Et si ces propos racistes sont, pour la plupart, faits de façon anonyme, elles sont motivées par les propos racistes de personnalités publiques, comme Eric Zemmour. En effet, depuis le début de la compétition, il n’a eu de cesse de remettre en cause la couleur de peau des joueurs de l’équipe de France. Sur BFMTV, l’ancien éditorialiste s’était naturellement interrogé sur le fait que l’équipe de France se compose de « huit ou neuf joueurs de couleur noire ». Avant d’ajouter : « Si vous aviez neuf joueurs blanc dans l’équipe sénégalaise, je pense que les Sénégalais s’interrogeraient. (…) Il faut que l’équipe ressemble au pays, tout simplement ». Le 12 décembre, toujours sur BFMTV, Eric Zemmour a préféré parler des convictions religieuses d’Olivier Griourd plutôt que de la performance de l’équipe de France : « Un des joueurs marocains a dédié sa victoire à l’ensemble du monde musulman. Imaginez-vous qu’Olivier Giroud puisse dédier sa victoire à l’ensemble du monde chrétien ? ». Et il n’est pas le seul à ne voir que les couleurs de peau sur le terrain de football. Marion Maréchal y est également allée de son commentaire sur Europe 1, le 15 décembre. : « Les visages issus de l’immigration sont surreprésentés dans cette équipe, indéniablement. Je ne suis pas sûre qu’elle soit tout à fait représentative des équilibres entre Français d’origine française et Français d’origine immigrée ».
Ces sorties racistes ne datent pas d’hier et trouvent leur source ailleurs qu’en France. Et effet, cette année, ce sont les préjugés des Argentins qui ont prévalu, donnant même lieu à un chant, devenu tristement viral sur les réseaux sociaux. Scandé par une partie du public de l’Albiceleste, le chant remet en question l’origine des joueurs de l’équipe de France. « Écoutez bien / Faites-le savoir / Ils jouent en France mais sont tous d’Angola ». Voilà ce que l’on peut notamment entendre.
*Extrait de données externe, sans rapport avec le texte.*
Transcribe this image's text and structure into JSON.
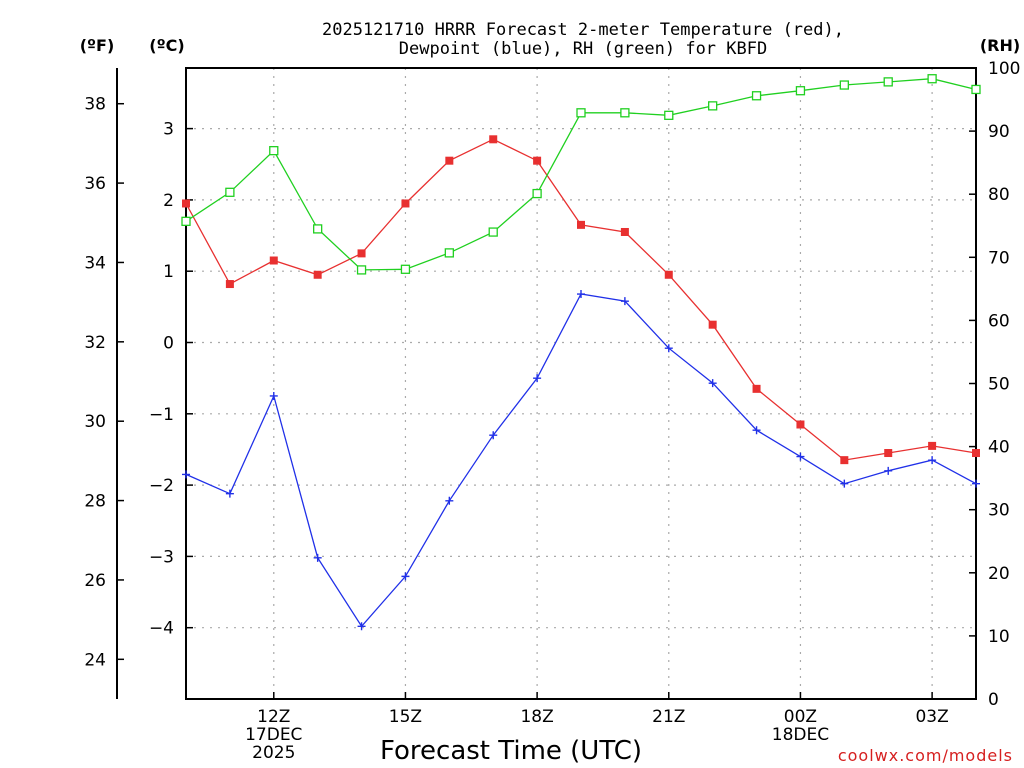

Et cela fait écho aux préjugés de longue date des Argentins. Au début de la compétition, le commentateur sportif Juan Pablo Varsky avait dressé la liste des joueurs d’«ascendance africaine en France» sur son compte Twitter. Et de préciser: «Ils auraient pu jouer pour ces pays-là.» Une façon pour eux de discréditer leur concurrent au titre. Mais c’est également le symbole d’une croyance profondément ancrée dans la culture du pays. En effet, en Argentine il est d’usage de penser qu’il est impossible d’être noir et Français. Une aberration qui remonte à la propre histoire de l’Argentine qui nie ses racines africaines. « Le pays a historiquement nié ses racines africaines et invisibilisé les populations noires immigrées. Cette tendance à l’invisibilisation touche aussi les joueurs de l’équipe nationale, qui affiche en réalité des teints de peau plus foncés », explique Gisele Kleidermacher, sociologue spécialisée dans l’étude des migrations sénégalaises dans le pays sud-américain.